About the OpenCL backend¶
This is a brief document/note about the OpenCL backend.
OpenCL standard version¶
Currently the backend only requires and uses the features provided by OpenCL 1.2. But OpenCL 2.0 support is planned.
Program caching¶
The OpenCL backend caches programs automatoically. If a program cast
already exists in the kernel manager. Asking it to compile another version of cast
does nothing. Set the force_override
flag to force a compilation and override.
Local Memory¶
Due to how HTM work - being very memory bangwidth hungry and the input SDR is relativelly small. The OpenCL backend tries to stores data in the GPU’s local(on-chip) memory so more bandwidth can be used for fetching synapse.
However this also poses limitations. Since the input Tensor is copied into the local memory. The size of the input Tensor cannot exceed the size of local memory (48KB on NVIDIA cards and 64KB on AMD cards). If larger inputs are encountered, Etaler simply switches to a version not using local memory. Also some GPUs - all of them are mobile GPUs - don’t have such local memory and is emulated using global memroy. Etaler uses kernels without local memory optimization.
Global inhibition¶
Currently finding the top-k values are done by a quick counting based scanning methoud. Performed by a single work group and stores it’s counters in Local Memory. This is fast and accurate as long as the size of the input array is small (the max value is less then the size of the counter). Thus another algorithm might be needed for big arrays.

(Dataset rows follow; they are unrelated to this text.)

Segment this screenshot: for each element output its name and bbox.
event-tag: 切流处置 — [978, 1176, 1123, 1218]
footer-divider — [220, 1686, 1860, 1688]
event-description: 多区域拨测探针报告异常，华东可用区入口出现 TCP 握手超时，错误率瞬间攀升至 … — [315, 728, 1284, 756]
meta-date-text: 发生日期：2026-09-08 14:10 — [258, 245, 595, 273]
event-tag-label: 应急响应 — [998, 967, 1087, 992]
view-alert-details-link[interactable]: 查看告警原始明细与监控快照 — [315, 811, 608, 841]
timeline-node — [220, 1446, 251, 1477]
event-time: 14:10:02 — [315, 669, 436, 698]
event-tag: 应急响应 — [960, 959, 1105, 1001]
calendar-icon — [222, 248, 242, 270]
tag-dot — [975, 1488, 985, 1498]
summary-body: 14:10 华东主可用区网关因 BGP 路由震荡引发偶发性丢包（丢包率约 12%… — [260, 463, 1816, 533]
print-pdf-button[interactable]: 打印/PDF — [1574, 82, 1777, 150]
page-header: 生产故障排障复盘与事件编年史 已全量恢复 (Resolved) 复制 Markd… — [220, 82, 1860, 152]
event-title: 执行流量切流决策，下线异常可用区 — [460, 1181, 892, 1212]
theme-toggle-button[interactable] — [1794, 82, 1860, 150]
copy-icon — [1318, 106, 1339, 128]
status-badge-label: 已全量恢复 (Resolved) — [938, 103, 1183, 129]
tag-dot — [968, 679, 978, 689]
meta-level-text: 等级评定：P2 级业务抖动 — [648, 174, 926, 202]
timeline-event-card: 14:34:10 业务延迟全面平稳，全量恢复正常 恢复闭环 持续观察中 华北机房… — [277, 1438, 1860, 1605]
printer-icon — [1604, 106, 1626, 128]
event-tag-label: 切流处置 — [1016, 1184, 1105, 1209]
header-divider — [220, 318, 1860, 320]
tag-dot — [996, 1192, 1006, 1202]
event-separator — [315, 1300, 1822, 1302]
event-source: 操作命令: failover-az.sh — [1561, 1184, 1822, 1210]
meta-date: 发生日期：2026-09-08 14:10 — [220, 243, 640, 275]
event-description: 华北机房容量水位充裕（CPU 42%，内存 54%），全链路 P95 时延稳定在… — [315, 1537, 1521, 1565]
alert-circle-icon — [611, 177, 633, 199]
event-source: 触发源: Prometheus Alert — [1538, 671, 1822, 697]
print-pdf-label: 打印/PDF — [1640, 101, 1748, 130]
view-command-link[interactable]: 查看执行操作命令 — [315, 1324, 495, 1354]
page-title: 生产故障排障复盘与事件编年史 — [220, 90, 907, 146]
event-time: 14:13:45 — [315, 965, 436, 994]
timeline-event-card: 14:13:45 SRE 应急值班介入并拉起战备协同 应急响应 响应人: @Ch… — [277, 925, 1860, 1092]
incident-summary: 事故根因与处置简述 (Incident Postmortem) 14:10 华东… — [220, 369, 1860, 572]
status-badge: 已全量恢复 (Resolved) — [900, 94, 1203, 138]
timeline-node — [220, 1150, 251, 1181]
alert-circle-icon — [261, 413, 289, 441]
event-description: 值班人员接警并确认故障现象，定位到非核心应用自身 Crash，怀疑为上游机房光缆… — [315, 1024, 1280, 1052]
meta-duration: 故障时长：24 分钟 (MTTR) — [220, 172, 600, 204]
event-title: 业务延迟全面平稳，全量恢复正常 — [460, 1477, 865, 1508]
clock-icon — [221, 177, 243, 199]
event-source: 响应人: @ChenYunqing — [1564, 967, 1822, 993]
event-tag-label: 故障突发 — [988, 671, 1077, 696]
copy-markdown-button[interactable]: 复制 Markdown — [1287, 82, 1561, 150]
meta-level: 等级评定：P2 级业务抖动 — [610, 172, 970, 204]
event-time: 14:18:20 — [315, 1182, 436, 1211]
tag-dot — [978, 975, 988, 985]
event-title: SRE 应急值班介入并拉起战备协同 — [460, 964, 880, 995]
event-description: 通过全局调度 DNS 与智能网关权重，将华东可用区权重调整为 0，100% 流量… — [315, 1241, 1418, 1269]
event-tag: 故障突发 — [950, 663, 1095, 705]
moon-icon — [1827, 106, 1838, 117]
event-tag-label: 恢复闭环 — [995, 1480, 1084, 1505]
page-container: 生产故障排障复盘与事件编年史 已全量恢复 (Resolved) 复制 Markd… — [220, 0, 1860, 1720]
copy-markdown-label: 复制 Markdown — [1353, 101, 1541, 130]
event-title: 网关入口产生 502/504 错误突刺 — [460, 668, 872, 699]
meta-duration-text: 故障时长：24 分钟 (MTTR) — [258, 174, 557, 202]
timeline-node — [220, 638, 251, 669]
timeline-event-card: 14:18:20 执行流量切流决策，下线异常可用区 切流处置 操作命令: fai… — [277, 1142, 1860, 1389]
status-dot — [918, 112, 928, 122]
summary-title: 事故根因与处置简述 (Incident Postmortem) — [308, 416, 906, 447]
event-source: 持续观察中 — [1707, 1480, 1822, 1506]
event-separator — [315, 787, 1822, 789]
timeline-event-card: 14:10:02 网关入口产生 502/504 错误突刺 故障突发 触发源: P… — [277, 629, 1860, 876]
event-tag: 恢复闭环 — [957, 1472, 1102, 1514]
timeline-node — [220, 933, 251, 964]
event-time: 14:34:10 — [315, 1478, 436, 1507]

OpenCL kenrel distribution¶
The OpenCL backend searchs for the kernels it needs in the following paths: ./kernels/
, ../kernels/
, /usr/local/share/Etaler/kernels
and /usr/share/Etaler/kernels/
. If the file is found, then it is read and cached in memory. If not, an exception is raised.
The kernel files are installed when installing the library.
If you have your kernels stored at a different location. You can set the ETALER_KERNEL_PATH
enviroment variable to make your path avavliable.
JIT compiling views¶
The OpenCL backend generates the OpenCL kernels to copy/write to Tensor views at runtime. Thus copying from a view might be slow. It the problem turns out to be too bug a problem. It will be cchanged.
NVIDIA’s OpenCL implementation¶
NVIDIA’s OpenCL implementation can crash without notifing the user. (kerenl can crash without abort, generating error code at the wrong places, etc…). Use POCL’s CUDA backend for varification that the kernel is running correctly.
program name mangling¶
Since the OpenCL backend tracks programes using a key. Name mangling (in Etaler’s case, appending the hash of the compiler argumnents to the end of the key) is required to support multiple versions of the same program (with different -D
defines, etc…).
RPi VC4CL Support¶
VC4CL is not suported for now. The limitation of VC4CL only supporting up to 12 PE per work group is not taken into account in the OpenCL backend. (And VC4 uses global memory to emulate local memory, it is going to be slow),
Altera AOCL / Xiinx SDAccel support¶
FPGA based OpenCL although interaseting, are not supported now due to the lack of a API callable compiler.